今、一番イケてると言われている哲学者マルクス・ガブリエルの著書を読んだりして、なるほど新しいなと思ったり、西洋哲学としては新鮮でも、仏教的には普通だよねなんて思ったりもする。

わたしは研究者でないから具体的なことは読むとサラッと忘れてしまい、その内容をきっちりと語ることは向いていないのだけれど、要は読んだ内容をすぐに咀嚼して、消化してしまうから読んだ内容の輪郭がなくなってしまって体のどこかに吸収されて形がなくなるという具合。

だから、いろんな本を読み重ねることで自分というものはアップデートされていて、変化している。同じ人間であるのに今の自分は昨日の自分とは少し違っている。その少しが堆積して、いつしか大きな変化になっている。

ところでマルクス・ガブリエルの新しい実在論を考えても、この世界というものはどうも認知できない。

自分の視野、自分の視点から見える世界はごく一部のものであるし、おそろしく多面的である世界のすべてを把握することはできない。

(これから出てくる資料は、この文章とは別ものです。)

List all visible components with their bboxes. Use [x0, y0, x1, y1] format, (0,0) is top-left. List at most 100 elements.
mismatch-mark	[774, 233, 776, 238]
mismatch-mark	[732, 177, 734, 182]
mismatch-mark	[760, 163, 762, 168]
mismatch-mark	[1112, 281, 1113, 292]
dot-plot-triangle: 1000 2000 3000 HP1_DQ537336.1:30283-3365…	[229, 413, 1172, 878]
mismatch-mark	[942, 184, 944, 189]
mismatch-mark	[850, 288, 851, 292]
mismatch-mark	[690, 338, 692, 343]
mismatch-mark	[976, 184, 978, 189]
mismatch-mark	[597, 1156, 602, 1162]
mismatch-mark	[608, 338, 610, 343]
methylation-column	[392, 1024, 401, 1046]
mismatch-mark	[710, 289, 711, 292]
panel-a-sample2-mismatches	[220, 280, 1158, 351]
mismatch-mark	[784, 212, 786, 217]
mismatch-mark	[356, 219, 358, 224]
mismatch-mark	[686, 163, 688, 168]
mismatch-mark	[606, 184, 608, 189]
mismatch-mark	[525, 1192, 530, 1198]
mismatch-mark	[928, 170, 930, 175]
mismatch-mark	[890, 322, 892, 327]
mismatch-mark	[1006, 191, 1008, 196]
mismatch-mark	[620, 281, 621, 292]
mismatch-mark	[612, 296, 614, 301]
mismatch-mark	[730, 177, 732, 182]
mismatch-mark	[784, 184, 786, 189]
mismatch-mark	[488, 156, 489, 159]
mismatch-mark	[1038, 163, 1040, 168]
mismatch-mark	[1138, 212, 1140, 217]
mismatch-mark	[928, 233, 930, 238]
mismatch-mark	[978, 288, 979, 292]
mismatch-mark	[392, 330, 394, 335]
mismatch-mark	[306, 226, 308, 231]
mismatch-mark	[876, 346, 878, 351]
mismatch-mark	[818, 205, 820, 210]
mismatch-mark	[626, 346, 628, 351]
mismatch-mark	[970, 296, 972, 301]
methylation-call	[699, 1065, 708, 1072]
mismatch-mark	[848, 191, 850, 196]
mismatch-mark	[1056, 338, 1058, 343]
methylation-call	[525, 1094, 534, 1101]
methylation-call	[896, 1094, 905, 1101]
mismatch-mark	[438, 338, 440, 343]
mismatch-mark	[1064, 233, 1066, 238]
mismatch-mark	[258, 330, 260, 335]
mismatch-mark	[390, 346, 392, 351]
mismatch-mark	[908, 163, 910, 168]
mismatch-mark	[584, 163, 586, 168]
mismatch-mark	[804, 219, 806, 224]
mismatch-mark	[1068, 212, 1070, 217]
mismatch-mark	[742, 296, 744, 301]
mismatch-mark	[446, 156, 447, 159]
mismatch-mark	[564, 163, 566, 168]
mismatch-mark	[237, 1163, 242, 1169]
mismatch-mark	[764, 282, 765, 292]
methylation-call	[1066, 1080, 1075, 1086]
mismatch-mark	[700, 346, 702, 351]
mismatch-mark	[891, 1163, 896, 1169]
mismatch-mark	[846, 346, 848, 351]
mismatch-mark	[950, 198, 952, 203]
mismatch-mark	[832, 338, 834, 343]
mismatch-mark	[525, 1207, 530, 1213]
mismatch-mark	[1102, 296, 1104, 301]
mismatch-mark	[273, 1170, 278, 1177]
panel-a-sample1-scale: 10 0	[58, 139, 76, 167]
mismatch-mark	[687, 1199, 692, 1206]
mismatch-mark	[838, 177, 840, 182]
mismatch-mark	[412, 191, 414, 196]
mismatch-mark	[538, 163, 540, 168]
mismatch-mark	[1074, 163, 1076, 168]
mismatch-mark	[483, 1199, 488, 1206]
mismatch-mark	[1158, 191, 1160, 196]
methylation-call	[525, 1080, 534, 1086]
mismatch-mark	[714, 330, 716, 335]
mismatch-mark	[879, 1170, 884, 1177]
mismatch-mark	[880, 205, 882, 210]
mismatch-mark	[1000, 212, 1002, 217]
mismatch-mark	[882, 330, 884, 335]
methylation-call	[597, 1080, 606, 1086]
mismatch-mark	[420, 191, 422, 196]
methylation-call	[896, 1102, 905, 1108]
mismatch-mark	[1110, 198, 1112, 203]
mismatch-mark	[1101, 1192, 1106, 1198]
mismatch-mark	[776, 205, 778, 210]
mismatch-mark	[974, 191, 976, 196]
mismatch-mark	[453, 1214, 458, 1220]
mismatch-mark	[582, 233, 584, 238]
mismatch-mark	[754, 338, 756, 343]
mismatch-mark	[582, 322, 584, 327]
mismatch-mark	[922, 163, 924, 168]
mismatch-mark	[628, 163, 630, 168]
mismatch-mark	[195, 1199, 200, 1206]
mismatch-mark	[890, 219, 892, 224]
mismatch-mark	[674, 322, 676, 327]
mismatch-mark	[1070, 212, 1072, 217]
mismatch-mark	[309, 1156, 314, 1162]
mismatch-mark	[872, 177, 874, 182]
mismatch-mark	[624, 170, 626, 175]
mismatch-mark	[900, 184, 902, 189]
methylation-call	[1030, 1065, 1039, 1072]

できるとすれば人間より遥かな高次な存在、例えば「神」であったりすれば原理的にはできることになる。

そんな大袈裟なことを持ち出さなくとも、Twitterなるものはすでにひとりの人間には把握できない世界となり得ていて、わたしはTwitterを興味深く眺めている。

個人的にはTwitterができたくらいにいろいろつぶやいていた時期があるが、何を投稿していたか自分でも記憶していないし、見返すこともしない。

きっとその頃のわたしは今から見るとまるで別人であるかのようで、つまりそれくらい自分は変化したわけで、過去の投稿を読んだ人がわたしという人間を規定されても困るな、なんて思う。

と、個人的にはTwitterの投稿がアホらしくなって、というのは字数制限から格言的になりやすいし、ネガティヴな批判的に陥りやすく、さらにちょっとした思いつきも投稿しないと気が済まない中毒症状も感じられ、やればやるほど自分が悪質な人間になるような感覚があったから比較的早くやめた。

でも、眺めることは今でもやっていて、他人のTweetを見ながら、くだらない言い争いになっているのを冷ややかな気持ちになったりしつつ、それでもTwitterは眺めている。

それはなぜかというと、自分とはまるで異なった生き方、考え方をしている人が大勢いることが見られるからで、その多くは自我の発散であるのだけれど、自分とは異なる人間を眺めるのがおもしろいと思っている。

そうなるとますます相対的な価値観になり、

「まあ、人それぞれだよね」

なんていう気力のない構造主義みたいな気持ちにもなるのだけれど、世界のすべては見ることができないという事実を感じられることを楽しんでいる。

つまり、わたしがTwitterで眺めているものも世界のほんの一部にすぎず、どうやったって検索しないであろうジャンルがその向こうにはあるはずで、でもそこに到達することはできない。

なぜなら、世界すべてに興味を持つことが原理的に不可能であるし、人間の視野とはトイレットペーパーの芯を望遠鏡のようにして覗く程度しかない。

さらにTwitterというのは文字数のせいか、トイレットペーパーの芯どころでなく、もっと細い管から景色を覗くくらい視野が狭くなるらしく、どのTweetを見てもことごとく視野が狭い。

例えば、オリンピック開催を反対だった人のTweetはひたすらその話題だけで、引用するウェブの記事もそこに同調する内容で、オリンピック開催に賛成である人の気持ちや考えを見る気すらない。

また、オリンピックを開催するための膨大な仕事やお金のやり取り、そうした現実的なところが完全に欠落していて、理念だけでオリンピックを中止すべきなんてことをつぶやいていたりする。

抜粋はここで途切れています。